ODA A JOSÉ ANTONIO RAMOS SUCRE
¿No fue malvado aquel revólver de Ginebra?
malvado como aquellos que usan los delincuentes:
se limitó a servirte como una llave mágica
y entraste, al fin de todo, con tus llamas,
entraste anocheciendo, en tu redonda nada.
Andando hacia los ceros compusiste una cifra
con todos los kilómetros del viento,
con todas las distintas calidades azules
de los astros lejanos que no hablan
al hombre y su miseria, a tantos labios
que nunca han almorzado lo suficientemente.
No fue malvado aquel revólver en Ginebra
porque sobre montañas tus ojos encontraron
«las formas de tu fuego»;
el olfato de un dios ante las grandes pipas del Silencio;
la señal voluntaria de los ferrocarriles de la muerte;
el sátiro escondido, junto a las escaleras,
aguardando la vida perfumada y errante
de una mujer desnuda en todos los espejos.
Parecido a un jinete que no vuelve más nunca
te miraron los árboles desnudos, friolentos,
a los pies del blanquísimo Mont-Blanc,
viajero eterno tú, con la ciencia del sueño,
desenterrando estatuas con los ojos azules,
creyendo en la verdad de los viejos idiomas
que se oyen a menudo en el fondo del mar,
o alucinadamente muy cerca de las barbas
de unos Magos diciendo, en voz muy alta,
que el heliotropo tiene mucho de las estrellas.
Ahora sí comprendo que en tu viaje infinito
atraviesas el aire con humo y sin sombrero:
de distancia en distancia te ausentas muy cargado de rocío,
y nada ha substituido tus poemas:
el viento los azota en el mundo pero ellos
continúan respirando sobre la superficie de los años,
en el barco olvidado de los muertos,
en la tierra con plumas de avestruz;
continúan respirando aunque el imbécil nunca
conozca tus posibles cuervos ensangrentados
ni tu luz tan desierta como viejos hachazos en el bosque.
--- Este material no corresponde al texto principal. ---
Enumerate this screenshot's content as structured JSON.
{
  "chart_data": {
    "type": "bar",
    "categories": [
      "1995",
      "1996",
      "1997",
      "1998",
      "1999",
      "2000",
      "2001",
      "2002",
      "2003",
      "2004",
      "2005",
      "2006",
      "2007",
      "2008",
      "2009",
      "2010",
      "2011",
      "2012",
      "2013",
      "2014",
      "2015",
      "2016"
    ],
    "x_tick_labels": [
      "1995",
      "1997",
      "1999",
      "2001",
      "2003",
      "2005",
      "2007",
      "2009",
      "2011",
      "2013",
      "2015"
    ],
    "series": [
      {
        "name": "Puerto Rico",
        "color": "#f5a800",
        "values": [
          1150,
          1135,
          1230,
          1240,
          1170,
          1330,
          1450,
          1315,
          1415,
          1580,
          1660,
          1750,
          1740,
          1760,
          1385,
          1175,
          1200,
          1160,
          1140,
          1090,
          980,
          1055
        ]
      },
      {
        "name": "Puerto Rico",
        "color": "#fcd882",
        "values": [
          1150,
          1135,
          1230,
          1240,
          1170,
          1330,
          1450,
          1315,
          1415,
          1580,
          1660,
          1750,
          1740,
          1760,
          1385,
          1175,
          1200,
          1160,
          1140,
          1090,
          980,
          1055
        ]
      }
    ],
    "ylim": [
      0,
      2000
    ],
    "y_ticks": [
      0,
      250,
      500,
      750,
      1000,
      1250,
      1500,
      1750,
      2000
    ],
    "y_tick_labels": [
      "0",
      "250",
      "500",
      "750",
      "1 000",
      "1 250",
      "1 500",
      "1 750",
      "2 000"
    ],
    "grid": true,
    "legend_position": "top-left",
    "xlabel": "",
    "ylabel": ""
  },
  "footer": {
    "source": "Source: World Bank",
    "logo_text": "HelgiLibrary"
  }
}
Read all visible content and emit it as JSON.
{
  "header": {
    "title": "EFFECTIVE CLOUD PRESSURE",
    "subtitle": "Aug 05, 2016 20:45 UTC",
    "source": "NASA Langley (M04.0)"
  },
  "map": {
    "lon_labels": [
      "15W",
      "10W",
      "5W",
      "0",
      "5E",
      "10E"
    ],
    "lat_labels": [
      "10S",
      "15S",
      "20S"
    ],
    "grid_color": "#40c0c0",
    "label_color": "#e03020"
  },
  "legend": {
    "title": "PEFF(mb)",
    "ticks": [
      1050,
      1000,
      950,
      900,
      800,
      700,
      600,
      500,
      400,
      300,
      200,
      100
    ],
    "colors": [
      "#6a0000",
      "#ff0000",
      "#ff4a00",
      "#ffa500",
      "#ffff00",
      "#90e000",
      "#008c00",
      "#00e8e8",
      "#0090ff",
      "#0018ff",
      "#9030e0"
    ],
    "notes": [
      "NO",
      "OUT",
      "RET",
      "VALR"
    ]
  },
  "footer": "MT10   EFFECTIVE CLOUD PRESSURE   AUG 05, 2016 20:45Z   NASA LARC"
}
Quizás por el hastío de todo lo monótono que existe
a diario en este mundo de los hombres
fue por lo que tomaste un revólver en Suiza,
y empezaste, con prisa, a circular
en el gran horizonte: en tu inmortalidad
con gente conocida: el Conde Lautréamont,
Nerval, Apollinaire, Saint-Paul Roux y Rimbaud.